Shortly after the war began, Bishop Stika heeded the call of Pope Francis to consecrate and entrust Russia and Ukraine to the Immaculate Heart of Mary. The bishop also has been in touch with members of the Catholic clergy in the war-torn region.

The war in Ukraine has prompted Church leaders, from the Holy Father to Ukrainian and Polish parish priests along their border, to try to find solutions to the human rights crisis.

Prevented by war from meeting in Kyiv, 40 Ukrainian Catholic bishops from around the world met in Poland, less than 10 miles from the border with their homeland, in July.

The meeting of the Synod of Bishops of the Eastern-rite Church had been delayed two years because of the COVID-19 pandemic, but the war in their homeland, the heightened need for ministry to their people, and the pastoral and psychological care of Ukrainians forced from their homes made the synod July 7-15 even more essential.

“We, as the Church, have found ourselves on the front line of the information war. That is why it is essential for us to experience this synod, to feel the fraternal unity of our global Church, which unites all Ukrainians around the world in Ukraine and in the diaspora,” said Archbishop Sviatoslav Shevchuk of Kyiv-Halych, head of the Ukrainian Catholic Church, at the synod’s opening Divine Liturgy July 7 in the Ukrainian Cathedral of St. John the Baptist in Przemysl.

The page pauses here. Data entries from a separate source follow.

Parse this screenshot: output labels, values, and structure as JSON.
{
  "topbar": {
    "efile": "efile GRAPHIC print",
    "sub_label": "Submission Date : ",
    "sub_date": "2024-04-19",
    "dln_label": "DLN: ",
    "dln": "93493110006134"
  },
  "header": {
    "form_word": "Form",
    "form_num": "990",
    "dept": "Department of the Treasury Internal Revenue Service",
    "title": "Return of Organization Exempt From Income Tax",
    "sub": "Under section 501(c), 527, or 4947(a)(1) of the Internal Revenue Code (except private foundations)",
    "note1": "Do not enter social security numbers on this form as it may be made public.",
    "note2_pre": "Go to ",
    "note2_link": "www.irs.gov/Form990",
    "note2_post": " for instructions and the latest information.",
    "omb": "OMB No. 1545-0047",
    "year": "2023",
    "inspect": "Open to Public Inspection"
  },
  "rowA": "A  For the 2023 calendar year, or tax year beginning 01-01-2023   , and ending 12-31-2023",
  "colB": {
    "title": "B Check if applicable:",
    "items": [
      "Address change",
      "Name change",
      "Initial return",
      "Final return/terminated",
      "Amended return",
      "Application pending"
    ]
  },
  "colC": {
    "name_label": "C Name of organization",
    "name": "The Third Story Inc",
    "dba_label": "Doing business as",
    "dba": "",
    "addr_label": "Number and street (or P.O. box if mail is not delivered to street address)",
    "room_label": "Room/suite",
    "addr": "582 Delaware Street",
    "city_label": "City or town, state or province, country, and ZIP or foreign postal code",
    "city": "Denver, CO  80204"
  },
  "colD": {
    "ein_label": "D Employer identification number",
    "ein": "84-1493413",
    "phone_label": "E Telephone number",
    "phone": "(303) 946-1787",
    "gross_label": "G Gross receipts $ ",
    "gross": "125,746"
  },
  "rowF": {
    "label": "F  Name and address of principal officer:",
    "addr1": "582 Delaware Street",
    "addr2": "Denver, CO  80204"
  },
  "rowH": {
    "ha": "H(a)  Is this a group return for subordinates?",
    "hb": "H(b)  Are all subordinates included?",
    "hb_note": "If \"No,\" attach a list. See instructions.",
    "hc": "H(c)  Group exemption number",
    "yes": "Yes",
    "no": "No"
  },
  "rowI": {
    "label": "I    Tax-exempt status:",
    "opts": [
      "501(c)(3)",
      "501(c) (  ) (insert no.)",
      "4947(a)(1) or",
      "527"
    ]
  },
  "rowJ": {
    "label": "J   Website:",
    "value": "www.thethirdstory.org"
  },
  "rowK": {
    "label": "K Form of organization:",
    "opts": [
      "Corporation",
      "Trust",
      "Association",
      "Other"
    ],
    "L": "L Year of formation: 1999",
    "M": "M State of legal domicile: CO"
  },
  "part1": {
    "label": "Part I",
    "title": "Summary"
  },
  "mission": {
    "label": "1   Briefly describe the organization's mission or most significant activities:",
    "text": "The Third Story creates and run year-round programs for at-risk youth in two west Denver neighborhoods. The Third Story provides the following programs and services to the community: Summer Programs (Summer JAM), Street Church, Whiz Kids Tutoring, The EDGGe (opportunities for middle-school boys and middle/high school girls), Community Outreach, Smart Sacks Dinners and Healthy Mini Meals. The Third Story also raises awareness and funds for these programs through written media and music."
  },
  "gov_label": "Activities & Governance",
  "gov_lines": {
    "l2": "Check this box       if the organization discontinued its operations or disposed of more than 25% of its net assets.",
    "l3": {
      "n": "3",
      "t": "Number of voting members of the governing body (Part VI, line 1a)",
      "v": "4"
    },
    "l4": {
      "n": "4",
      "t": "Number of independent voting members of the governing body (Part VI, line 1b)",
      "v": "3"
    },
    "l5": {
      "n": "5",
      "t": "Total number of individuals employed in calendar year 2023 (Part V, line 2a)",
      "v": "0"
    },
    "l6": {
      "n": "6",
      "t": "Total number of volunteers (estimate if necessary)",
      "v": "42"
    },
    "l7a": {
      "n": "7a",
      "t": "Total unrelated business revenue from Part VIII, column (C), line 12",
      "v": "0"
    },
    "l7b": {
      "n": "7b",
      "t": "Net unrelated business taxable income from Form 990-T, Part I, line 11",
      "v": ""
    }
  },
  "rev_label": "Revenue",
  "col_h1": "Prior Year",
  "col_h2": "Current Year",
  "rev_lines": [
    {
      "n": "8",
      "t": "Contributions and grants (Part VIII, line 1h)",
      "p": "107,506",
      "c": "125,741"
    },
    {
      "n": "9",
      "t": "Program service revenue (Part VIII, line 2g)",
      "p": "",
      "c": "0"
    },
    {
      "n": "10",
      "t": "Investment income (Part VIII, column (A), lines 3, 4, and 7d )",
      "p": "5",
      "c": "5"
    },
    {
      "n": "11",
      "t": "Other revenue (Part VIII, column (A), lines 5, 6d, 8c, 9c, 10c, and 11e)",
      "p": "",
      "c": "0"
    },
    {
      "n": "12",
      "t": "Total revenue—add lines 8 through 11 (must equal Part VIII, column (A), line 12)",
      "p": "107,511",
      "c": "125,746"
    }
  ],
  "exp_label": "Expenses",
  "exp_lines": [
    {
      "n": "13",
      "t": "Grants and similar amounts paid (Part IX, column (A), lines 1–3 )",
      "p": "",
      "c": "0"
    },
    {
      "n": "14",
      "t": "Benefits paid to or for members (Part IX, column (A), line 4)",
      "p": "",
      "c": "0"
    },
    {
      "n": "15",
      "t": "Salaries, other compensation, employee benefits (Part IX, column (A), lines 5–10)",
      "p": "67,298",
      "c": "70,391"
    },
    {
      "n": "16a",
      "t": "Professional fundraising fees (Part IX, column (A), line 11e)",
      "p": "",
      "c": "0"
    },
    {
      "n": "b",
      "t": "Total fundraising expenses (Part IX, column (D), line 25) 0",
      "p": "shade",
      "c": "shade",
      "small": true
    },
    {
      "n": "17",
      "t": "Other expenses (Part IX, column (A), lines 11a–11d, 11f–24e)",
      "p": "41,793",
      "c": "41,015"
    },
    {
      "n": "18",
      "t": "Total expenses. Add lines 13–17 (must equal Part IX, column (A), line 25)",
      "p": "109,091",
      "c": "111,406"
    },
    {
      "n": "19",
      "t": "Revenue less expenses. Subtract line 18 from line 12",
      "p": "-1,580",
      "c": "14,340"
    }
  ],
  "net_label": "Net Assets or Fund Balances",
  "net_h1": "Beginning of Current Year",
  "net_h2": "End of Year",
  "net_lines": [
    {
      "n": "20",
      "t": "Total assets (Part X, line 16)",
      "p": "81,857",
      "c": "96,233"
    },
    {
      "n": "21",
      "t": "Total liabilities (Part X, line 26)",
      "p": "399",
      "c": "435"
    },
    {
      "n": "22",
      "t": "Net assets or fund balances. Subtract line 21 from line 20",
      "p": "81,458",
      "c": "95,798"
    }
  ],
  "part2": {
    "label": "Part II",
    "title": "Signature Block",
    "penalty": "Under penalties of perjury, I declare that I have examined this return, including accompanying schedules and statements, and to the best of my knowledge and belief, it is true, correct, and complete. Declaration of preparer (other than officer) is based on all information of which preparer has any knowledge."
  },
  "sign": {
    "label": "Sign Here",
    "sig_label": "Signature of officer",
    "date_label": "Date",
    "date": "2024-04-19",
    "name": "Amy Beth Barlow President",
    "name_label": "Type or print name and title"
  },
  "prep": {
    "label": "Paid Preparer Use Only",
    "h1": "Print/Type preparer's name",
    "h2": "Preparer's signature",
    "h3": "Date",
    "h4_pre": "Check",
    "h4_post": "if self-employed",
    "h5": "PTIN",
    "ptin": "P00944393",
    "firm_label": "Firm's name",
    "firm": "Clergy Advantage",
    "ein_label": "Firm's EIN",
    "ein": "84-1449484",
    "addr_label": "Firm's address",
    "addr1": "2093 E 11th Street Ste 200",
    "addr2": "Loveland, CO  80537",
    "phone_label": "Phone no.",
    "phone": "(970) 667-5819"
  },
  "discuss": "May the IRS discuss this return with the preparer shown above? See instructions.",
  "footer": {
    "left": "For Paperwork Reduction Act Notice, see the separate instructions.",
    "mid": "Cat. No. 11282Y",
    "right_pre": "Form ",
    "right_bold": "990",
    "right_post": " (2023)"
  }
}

The Ukrainian Catholic Church at home and abroad, he said, has become “a powerful voice” for sharing with the world “who Ukrainians are, what they fight for, what they live and die for.”

Archbishop Salvatore Pennacchio, Vatican nuncio to Poland, spoke before the Divine Liturgy, conveying the greetings of Pope Francis, who entrusted the bishops and their deliberations to the care of Blessed Mykola Charnetsky and the two dozen bishops, priests, nuns, and laypeople beatified with him in 2001 as martyrs of Soviet persecution.

 

[Featured photo: Bishop Marek Solarczyk of Radom, Poland, blesses care packages assembled by the Knights of Columbus at Our Lady of Czestochowa Parish in Radom on April 10. A total of 10,000 packages were assembled by Polish Knights and were delivered to internally displaced families in Ukraine. Each package includes meat, flour, pasta, chocolate, an Easter candle, and other items.]